The ongoing saga involving the Brazilian beef monolith JBS seems to roll on and on.
Well-known American publisher Steve Kay has followed developments closely as a commentator, analyst and the editor of the US Cattle Buyers Weekly.
The column has already written about the fines and other upcoming legal challenges.
From an Australian point of view the flow-on effect to our industry here at home is of far greater importance.
The largest business unit by far is JBS USA which under that umbrella has operations in Canada and Australia.
JBS is the second largest supplier of beef and pork in the United States and by far the biggest lot feeder in terms of chicken production, JBS fills the number two slot in the US.

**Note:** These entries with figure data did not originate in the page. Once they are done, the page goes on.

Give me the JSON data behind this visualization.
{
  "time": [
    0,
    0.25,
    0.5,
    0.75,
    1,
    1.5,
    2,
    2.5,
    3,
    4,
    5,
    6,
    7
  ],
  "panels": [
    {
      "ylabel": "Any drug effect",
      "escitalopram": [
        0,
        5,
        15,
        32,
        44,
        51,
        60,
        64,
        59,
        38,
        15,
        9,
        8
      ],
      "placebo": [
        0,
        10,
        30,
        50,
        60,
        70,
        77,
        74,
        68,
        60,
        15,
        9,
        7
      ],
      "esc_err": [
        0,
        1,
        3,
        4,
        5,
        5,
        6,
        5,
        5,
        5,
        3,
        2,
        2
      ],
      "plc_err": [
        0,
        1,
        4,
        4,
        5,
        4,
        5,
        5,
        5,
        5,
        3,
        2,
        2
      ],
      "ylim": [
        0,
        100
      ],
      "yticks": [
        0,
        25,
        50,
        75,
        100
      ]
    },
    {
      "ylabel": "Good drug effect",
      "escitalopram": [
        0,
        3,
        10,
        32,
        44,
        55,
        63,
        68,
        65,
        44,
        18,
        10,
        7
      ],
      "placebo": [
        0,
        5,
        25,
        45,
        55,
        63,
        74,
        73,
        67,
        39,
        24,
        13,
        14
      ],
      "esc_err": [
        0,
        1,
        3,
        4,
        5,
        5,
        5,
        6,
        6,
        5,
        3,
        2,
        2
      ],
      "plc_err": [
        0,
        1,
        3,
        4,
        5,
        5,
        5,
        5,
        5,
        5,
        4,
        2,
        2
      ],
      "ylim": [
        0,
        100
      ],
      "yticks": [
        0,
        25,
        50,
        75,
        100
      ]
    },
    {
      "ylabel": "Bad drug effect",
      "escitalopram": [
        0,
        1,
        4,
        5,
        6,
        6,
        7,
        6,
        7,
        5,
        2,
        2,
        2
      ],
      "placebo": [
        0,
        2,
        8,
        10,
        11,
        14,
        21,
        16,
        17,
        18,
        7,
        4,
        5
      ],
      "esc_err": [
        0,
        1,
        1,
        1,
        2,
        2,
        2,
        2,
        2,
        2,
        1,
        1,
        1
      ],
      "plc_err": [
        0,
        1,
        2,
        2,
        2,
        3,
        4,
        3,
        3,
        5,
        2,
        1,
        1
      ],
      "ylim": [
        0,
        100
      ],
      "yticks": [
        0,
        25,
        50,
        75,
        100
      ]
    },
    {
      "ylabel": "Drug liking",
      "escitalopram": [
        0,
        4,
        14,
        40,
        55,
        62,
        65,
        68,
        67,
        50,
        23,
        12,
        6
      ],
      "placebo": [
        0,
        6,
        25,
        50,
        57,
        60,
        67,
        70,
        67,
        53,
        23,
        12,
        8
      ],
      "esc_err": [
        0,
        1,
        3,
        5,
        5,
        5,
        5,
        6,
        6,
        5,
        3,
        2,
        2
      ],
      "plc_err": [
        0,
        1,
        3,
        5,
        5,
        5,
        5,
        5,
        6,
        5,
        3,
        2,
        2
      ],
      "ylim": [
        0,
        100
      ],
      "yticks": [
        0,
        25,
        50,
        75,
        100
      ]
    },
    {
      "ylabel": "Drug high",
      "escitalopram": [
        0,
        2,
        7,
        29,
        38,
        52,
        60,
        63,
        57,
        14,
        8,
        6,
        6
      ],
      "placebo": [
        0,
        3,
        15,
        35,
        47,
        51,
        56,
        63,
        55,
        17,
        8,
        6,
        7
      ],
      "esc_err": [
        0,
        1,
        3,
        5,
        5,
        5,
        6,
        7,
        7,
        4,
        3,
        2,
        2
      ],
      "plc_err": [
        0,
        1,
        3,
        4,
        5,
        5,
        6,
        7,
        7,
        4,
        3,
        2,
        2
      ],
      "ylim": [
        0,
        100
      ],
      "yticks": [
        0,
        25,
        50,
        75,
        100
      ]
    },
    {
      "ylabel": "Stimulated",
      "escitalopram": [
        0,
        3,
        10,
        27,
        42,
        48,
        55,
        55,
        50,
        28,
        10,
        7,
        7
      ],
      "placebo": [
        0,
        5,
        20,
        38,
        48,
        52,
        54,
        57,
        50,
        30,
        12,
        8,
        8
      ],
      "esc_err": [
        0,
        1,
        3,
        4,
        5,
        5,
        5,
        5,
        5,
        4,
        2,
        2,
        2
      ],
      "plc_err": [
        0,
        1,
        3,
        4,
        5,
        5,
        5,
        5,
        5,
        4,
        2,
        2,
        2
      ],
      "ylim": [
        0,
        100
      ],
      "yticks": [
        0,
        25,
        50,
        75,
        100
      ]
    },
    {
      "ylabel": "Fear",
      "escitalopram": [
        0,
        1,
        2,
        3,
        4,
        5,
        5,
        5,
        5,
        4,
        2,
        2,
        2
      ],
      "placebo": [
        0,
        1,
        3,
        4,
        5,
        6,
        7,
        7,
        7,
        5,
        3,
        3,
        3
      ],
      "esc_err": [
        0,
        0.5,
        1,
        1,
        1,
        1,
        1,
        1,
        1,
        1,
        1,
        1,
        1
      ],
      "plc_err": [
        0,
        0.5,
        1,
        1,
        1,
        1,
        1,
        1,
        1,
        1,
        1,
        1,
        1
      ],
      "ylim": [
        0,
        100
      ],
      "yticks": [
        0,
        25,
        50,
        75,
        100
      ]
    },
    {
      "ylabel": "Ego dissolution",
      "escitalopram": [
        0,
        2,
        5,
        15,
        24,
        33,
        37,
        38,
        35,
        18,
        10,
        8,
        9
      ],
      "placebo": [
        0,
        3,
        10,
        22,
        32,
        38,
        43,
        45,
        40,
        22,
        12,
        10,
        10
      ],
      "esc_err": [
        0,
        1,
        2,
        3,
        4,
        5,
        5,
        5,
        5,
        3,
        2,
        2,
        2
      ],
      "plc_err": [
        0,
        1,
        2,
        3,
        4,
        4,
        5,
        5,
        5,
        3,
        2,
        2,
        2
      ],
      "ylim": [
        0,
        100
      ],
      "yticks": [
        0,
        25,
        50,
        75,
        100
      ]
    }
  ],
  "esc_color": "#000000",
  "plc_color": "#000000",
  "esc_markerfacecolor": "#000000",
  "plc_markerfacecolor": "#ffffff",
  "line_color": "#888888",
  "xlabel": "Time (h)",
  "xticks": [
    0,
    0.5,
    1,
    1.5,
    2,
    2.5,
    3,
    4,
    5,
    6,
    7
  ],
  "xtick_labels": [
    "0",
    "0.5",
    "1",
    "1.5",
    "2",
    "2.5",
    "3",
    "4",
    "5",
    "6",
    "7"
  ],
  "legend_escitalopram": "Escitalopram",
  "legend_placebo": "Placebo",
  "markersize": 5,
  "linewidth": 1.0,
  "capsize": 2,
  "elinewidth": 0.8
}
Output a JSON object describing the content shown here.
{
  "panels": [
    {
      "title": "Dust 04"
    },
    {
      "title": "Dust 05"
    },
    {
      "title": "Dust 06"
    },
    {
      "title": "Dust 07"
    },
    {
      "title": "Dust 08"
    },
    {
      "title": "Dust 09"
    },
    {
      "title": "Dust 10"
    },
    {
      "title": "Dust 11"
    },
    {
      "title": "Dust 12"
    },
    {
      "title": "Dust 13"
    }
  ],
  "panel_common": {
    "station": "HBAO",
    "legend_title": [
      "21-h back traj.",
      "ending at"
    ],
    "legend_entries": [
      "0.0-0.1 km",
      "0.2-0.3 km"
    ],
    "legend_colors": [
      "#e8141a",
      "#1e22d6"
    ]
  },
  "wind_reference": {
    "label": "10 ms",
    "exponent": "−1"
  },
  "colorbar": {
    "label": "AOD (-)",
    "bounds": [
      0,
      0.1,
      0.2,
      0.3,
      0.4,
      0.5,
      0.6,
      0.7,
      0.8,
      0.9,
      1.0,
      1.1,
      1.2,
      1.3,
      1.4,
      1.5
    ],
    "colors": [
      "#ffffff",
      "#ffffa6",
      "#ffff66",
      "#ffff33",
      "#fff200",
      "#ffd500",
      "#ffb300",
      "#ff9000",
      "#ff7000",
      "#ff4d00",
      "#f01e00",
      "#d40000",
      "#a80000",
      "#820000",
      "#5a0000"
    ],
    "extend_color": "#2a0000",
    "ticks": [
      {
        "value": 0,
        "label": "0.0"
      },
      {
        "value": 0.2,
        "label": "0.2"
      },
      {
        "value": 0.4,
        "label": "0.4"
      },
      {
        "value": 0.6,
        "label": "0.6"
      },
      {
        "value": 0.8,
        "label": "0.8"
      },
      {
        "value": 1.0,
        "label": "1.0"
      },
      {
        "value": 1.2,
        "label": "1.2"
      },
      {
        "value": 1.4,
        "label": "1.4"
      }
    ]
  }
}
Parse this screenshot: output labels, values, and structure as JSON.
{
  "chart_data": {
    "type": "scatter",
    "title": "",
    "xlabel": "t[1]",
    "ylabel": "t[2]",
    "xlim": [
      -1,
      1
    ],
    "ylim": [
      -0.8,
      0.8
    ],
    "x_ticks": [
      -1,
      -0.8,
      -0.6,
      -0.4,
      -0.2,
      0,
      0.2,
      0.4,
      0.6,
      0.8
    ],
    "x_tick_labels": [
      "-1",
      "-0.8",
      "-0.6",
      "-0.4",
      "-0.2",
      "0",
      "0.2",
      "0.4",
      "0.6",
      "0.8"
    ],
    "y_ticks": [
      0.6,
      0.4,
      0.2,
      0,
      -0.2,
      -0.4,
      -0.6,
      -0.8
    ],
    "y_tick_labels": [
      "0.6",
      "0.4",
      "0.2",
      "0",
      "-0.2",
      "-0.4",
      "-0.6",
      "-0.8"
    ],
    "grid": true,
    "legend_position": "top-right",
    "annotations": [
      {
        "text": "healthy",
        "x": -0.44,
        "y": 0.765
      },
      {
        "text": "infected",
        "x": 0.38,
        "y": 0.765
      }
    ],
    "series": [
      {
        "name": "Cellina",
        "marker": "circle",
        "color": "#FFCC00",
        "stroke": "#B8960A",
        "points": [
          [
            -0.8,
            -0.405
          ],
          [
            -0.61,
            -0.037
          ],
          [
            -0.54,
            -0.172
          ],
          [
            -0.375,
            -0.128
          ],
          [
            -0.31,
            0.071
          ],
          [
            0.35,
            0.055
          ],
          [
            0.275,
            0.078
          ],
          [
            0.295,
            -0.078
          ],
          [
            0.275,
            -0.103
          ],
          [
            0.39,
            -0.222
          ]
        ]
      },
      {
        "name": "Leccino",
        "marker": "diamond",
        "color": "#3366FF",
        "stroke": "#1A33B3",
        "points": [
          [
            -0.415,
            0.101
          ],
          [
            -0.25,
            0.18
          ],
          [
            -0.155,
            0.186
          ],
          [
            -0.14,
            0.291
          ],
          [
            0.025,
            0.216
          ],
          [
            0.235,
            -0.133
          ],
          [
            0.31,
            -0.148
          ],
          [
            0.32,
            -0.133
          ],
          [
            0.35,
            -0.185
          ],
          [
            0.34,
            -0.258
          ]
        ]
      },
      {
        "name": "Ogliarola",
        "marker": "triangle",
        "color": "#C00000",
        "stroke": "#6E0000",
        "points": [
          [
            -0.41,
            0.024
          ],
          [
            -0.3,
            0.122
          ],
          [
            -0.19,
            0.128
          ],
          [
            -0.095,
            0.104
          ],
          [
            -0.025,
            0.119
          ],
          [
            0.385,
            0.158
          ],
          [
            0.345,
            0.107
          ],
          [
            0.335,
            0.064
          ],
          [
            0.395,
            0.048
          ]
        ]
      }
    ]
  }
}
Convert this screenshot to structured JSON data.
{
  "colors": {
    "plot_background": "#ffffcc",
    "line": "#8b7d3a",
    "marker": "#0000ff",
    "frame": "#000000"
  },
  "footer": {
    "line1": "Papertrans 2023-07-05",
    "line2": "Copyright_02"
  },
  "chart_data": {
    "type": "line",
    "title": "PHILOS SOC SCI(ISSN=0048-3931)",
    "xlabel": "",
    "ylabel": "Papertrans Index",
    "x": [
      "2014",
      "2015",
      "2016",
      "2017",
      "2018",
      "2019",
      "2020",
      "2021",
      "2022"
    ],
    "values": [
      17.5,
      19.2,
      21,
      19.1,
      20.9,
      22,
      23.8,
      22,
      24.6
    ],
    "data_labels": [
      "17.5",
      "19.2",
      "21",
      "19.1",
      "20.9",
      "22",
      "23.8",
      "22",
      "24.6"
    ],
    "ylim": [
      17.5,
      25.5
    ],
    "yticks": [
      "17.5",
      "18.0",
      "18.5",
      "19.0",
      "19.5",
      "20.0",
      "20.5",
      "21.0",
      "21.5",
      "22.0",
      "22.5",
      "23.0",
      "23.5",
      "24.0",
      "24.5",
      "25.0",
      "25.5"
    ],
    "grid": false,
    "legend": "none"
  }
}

In Canada, the company is the second largest beef processor and here on home soil it is recognised as our biggest cattle operator both for slaughtering and feeding.
According to Mr Kay’s take on the current situation none of JBS USA will be for sale with the American conglomerate generating massive cash flows through its beef, pork and chicken operation.
He considers that this part of JBS will operate normally with very few restraints.
Mr Kay tempers his remarks by saying that this has been a shocking year for the Batista family.
He sayd one should not discount the fact that another startling revelation may be just around the corner.
Australia and New Zealand account for 70 per cent plus of global lamb exports which in 2016 fell to 27.6 million from a peak in the 1970s of above 70 million head.
When dieticians twenty years ago told the world that fat was no good the New Zealand lamb producers more so than Australian growers embarked on a programme to produce a lamb carcase with minimal fat.
As exporters, this led apparently to their loss of market share because it has been shown over the years that a carcase with virtually no fat has reduced flavour.
In 2007 the government marketing groups and progressive farmers formed an alliance to breed a tastier more appealing lamb.
The grouping tested 500 separate genetic lines searching for lambs that would contain high levels of intramuscular fat, thus providing a taste that flourishes in New Zealand’s harsh environment and do well on a number of introduced and native pastures.
The new breed named Te Mana after 10 years of dedicated experiment and selective breeding hit the export market last month.
Early sales suggest a very positive response with some chefs suggesting that their customers are willing to pay double for the Te Mana lamb when compared to the normal run of Kiwi lamb.
Dubbo agents drew for 4160 cattle for the sale on Thursday, June 15.
While there were good runs of well finished cattle some of which were coming off oat crops to the east many plain cattle were available.
The money on offer from the processors, the feed-lotters and restockers was very good but at times it took some extracting.